You wouldn’t happen to be a Chargers fan, would you? I think it’s silly to recant an opinion. It happened; I was wrong about how Herbert would translate to the NFL. I wish I could say I saw all this coming, but I didn’t.

Now, the more important thing is finding out what I can learn about Herbert’s success in the league. I think the biggest takeaway is to remember that downfield production takes two to tango. Herbert flat out did not have the talent to win consistently down the field at Oregon. He didn’t take those chances because he didn’t trust them. That’s been the complete opposite with Mike Williams, Keenan Allen and Jalen Guyton. This season, he’s attempted deep targets at the 10th-highest rate in the NFL already.
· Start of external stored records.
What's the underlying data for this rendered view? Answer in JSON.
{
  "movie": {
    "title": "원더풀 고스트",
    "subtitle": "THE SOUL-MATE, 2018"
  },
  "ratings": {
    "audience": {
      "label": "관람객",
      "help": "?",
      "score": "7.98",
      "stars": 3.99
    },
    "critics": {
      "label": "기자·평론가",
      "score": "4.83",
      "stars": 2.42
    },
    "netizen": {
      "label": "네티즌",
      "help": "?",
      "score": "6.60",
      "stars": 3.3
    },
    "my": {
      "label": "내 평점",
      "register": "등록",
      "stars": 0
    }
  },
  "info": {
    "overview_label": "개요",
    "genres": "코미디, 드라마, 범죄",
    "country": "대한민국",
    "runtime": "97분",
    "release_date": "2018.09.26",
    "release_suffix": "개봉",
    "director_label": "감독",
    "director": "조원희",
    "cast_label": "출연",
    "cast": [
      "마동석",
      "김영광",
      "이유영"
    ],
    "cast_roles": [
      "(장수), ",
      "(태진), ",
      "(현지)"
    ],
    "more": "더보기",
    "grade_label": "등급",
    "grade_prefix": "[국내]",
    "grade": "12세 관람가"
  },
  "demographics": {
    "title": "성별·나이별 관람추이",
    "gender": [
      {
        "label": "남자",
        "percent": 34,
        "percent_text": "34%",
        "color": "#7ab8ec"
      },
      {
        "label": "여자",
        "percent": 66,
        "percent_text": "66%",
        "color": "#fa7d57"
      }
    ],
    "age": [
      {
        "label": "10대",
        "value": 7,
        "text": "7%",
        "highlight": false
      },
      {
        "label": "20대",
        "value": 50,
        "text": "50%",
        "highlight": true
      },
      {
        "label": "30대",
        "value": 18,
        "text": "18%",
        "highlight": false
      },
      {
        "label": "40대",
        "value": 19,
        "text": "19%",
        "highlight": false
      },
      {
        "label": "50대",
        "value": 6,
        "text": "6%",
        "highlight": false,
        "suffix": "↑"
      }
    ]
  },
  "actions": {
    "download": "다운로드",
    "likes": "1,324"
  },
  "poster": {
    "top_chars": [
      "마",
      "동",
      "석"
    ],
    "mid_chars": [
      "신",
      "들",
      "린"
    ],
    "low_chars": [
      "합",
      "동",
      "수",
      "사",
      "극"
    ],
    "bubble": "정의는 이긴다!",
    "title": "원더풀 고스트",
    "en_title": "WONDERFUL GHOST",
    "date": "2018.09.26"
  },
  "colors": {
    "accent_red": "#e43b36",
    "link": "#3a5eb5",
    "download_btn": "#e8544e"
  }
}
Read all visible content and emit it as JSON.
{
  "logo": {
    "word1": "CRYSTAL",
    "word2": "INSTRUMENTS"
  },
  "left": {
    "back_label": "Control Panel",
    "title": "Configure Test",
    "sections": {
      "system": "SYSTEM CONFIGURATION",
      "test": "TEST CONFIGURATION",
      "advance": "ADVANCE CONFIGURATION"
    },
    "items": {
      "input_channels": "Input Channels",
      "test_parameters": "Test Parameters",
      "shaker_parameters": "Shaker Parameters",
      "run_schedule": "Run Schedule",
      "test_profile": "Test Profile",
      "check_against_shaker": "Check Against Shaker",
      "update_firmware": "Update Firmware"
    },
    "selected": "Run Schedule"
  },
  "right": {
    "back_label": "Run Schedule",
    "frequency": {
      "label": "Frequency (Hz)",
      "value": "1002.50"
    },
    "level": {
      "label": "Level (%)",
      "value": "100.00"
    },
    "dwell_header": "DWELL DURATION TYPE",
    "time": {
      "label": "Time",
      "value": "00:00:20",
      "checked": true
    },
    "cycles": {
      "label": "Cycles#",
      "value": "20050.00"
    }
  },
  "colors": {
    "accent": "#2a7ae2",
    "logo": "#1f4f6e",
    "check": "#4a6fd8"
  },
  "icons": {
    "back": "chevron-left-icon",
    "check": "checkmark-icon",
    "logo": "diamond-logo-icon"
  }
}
The bottom line is something we here at PFF don’t have to factor into our opinions on roster building, but it is a real thing for some NFL teams. The thing is, the Cowboys aren’t one of those teams. They print money and sell jerseys no matter who is on the roster. The Zeke extension was purely because they thought it would translate to wins. And…well…you be the judge.

You know this doesn’t have to be limited to only two choices, right? The outcome of draft picks is still a spectrum, and I believe Corey Davis falls squarely in the middle of those two ends. He’s a quality No. 2 receiver. Is that worth a top-five pick? Not even close. Is that a player you want in your starting lineup? 100%.

In a situation like this, you’re going to be drinking a lot of them, so you’d prefer to keep the calories low. But, you’re also going to want to remember the moment and not get blacked out, so you don’t want a high ABV. With that in mind, the only choice for me is a Miller Lite.

I'm a big Brussels sprouts guy. It’s all in the preparation. Don’t you dare steam those bad boys — they’ll taste like wet paper. Get them crispy — either in a pan or oven — and salty, and they’re delectable.

The only top one I’d say isn’t a great fit for Shanahan is Kyle Trask, and even then, I wouldn’t be too worried — Shanny made magic with the damn-near immobile Matt Ryan. However, if I had to choose one I’d want to see, it would be Zach Wilson because of his accuracy on the move.

First off, anyone who has followed my draft coverage since the inception knows I hate terms like “ceiling” and “upside.” No one can define exactly what it means. Was Tom Brady’s “upside” a three-time MVP Award winner? Did people rave about J.J. Watt’s “ceiling” when he was coming out?

Ok, now that you’ve heard my rant, back to Wilson. He’s young with accuracy, arm strength, mobility and a quick release. Those are the type of tools that can easily make a top-flight quarterback in the NFL. The rankings on PFF’s site right now don’t reflect it, but he’ll be QB3 in the next draft board update.

Do I have to? My favorite is whichever finishes above .500 and still misses the playoffs.

It won’t be cheap, and he’ll likely be overpaid, but they have to do it. The Saints ranked dead last in team coverage grade the two years before Lattimore’s arrival. Since then, they haven’t been lower than 22nd. They can’t afford to bottom out again.